Sekedar sopan santun dan kebiasaan, Jaehyun mengangguk kecil dan turut tersenyum membalas sapa pramugari yang menyambut mereka di mulut pesawat. Tindakan alam bawah sadar yang dilakukan secara refleks, pemuda ini bahkan tidak menyadari dampak yang timbul dari tindakannya terhadap pramugari tersebut. Tanpa menyadari rona merah di wajah si pramugari, Jaehyun fokus mencari nomor kursinya.
11C adalah yang tertera dalam kertas. Dibanding teman-temannya yang berkumpul di deret 6-9, Jaehyun memang terpisah sendiri. Tidak tahu kenapa. Mungkin ia terlupakan. Ha ha. Baper. Maka dari itu, Jaehyun tidak tahu siapa rekan terbangnya dalam durasi satu jam ini.
Saat lensanya menemukan angka 11 terpasang di bawah kabin, pemuda Jung terpaku selama beberapa detik.

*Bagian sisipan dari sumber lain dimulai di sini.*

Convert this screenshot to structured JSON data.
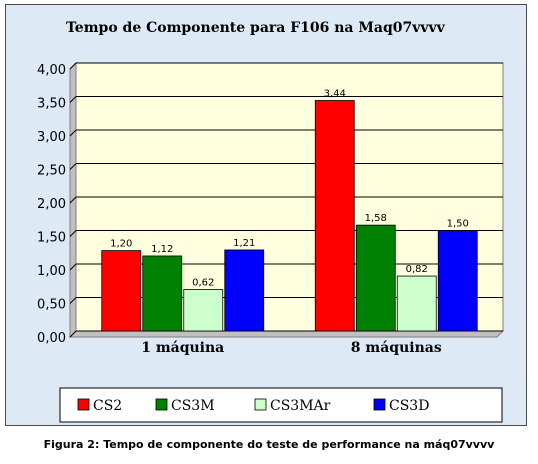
{
  "chart_data": {
    "type": "bar",
    "title": "Tempo de Componente para F106 na Maq07vvvv",
    "categories": [
      "1 máquina",
      "8 máquinas"
    ],
    "series": [
      {
        "name": "CS2",
        "values": [
          1.2,
          3.44
        ],
        "labels": [
          "1,20",
          "3,44"
        ],
        "color": "#ff0000"
      },
      {
        "name": "CS3M",
        "values": [
          1.12,
          1.58
        ],
        "labels": [
          "1,12",
          "1,58"
        ],
        "color": "#008000"
      },
      {
        "name": "CS3MAr",
        "values": [
          0.62,
          0.82
        ],
        "labels": [
          "0,62",
          "0,82"
        ],
        "color": "#ccffcc"
      },
      {
        "name": "CS3D",
        "values": [
          1.21,
          1.5
        ],
        "labels": [
          "1,21",
          "1,50"
        ],
        "color": "#0000ff"
      }
    ],
    "ylim": [
      0,
      4
    ],
    "yticks": [
      "0,00",
      "0,50",
      "1,00",
      "1,50",
      "2,00",
      "2,50",
      "3,00",
      "3,50",
      "4,00"
    ],
    "plot_background": "#ffffe0",
    "grid": true,
    "legend_position": "bottom"
  },
  "caption": "Figura 2: Tempo de componente do teste de performance na máq07vvvv"
}
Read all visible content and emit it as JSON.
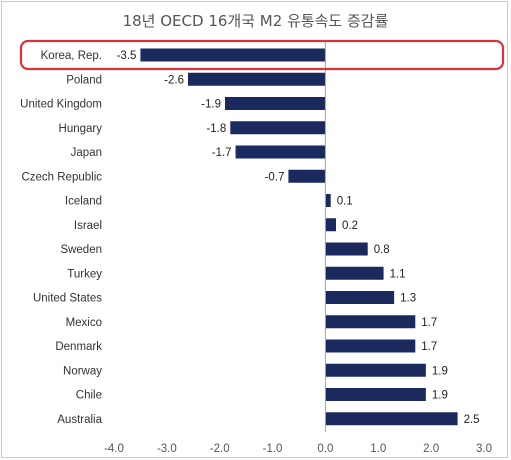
{
  "chart_data": {
    "type": "bar",
    "orientation": "horizontal",
    "title": "18년 OECD 16개국 M2 유통속도 증감률",
    "xlabel": "",
    "ylabel": "",
    "categories": [
      "Korea, Rep.",
      "Poland",
      "United Kingdom",
      "Hungary",
      "Japan",
      "Czech Republic",
      "Iceland",
      "Israel",
      "Sweden",
      "Turkey",
      "United States",
      "Mexico",
      "Denmark",
      "Norway",
      "Chile",
      "Australia"
    ],
    "values": [
      -3.5,
      -2.6,
      -1.9,
      -1.8,
      -1.7,
      -0.7,
      0.1,
      0.2,
      0.8,
      1.1,
      1.3,
      1.7,
      1.7,
      1.9,
      1.9,
      2.5
    ],
    "value_labels": [
      "-3.5",
      "-2.6",
      "-1.9",
      "-1.8",
      "-1.7",
      "-0.7",
      "0.1",
      "0.2",
      "0.8",
      "1.1",
      "1.3",
      "1.7",
      "1.7",
      "1.9",
      "1.9",
      "2.5"
    ],
    "xlim": [
      -4.0,
      3.0
    ],
    "x_ticks": [
      "-4.0",
      "-3.0",
      "-2.0",
      "-1.0",
      "0.0",
      "1.0",
      "2.0",
      "3.0"
    ],
    "grid": false,
    "bar_color": "#1b2a5e",
    "highlight": {
      "category": "Korea, Rep.",
      "border_color": "#d9343b"
    }
  }
}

Pasalnya, kursi sebelahnya telah terisi. Tebak siapa?
"Oh. Jaehyun-ssi? Kau naik pesawat ini juga?"
Ya. Pemilik suara merdu serta senyum yang manisnya melebihi sakarin itu tidak lain tidak bukan adalah sosok mempesona yang baru saja mencuri hatinya dan membawanya pergi tanpa mengetahui kondisi lubang hati Jaehyun yang kini berdarah-darah.
"Ah, Taeyong-ssi. Annyeonghaseo," Jaehyun memaksa ujung bibirnya terangkat membentuk sesuatu yang diniatkan sebagai senyuman.
"Can I help you, Sir? Which number is your seat?"
Teguran dari salah satu pramugari menyadarkan Jaehyun kalau sedari tadi ia bengong dan menghambat pergerakan penumpang lain untuk mencari kursi mereka. Dengan agak gugup, Jaehyun menyahut, "A-ah...no. I'm sorry. I've found mine."
My place is beside you.
Seandainya saja kalimat itu bisa diterapkannya bukan hanya soal tempat duduk ini.
I'm beside you.
But you're not mine...Yeah. Jung Jaehyun masih galau, gaes.
Setelah memasukkan tas ranselnya ke dalam kabin, pemuda Jung pun mendudukkan postur jangkungnya di kursi sebelah Taeyong dan segera memasang seatbelt.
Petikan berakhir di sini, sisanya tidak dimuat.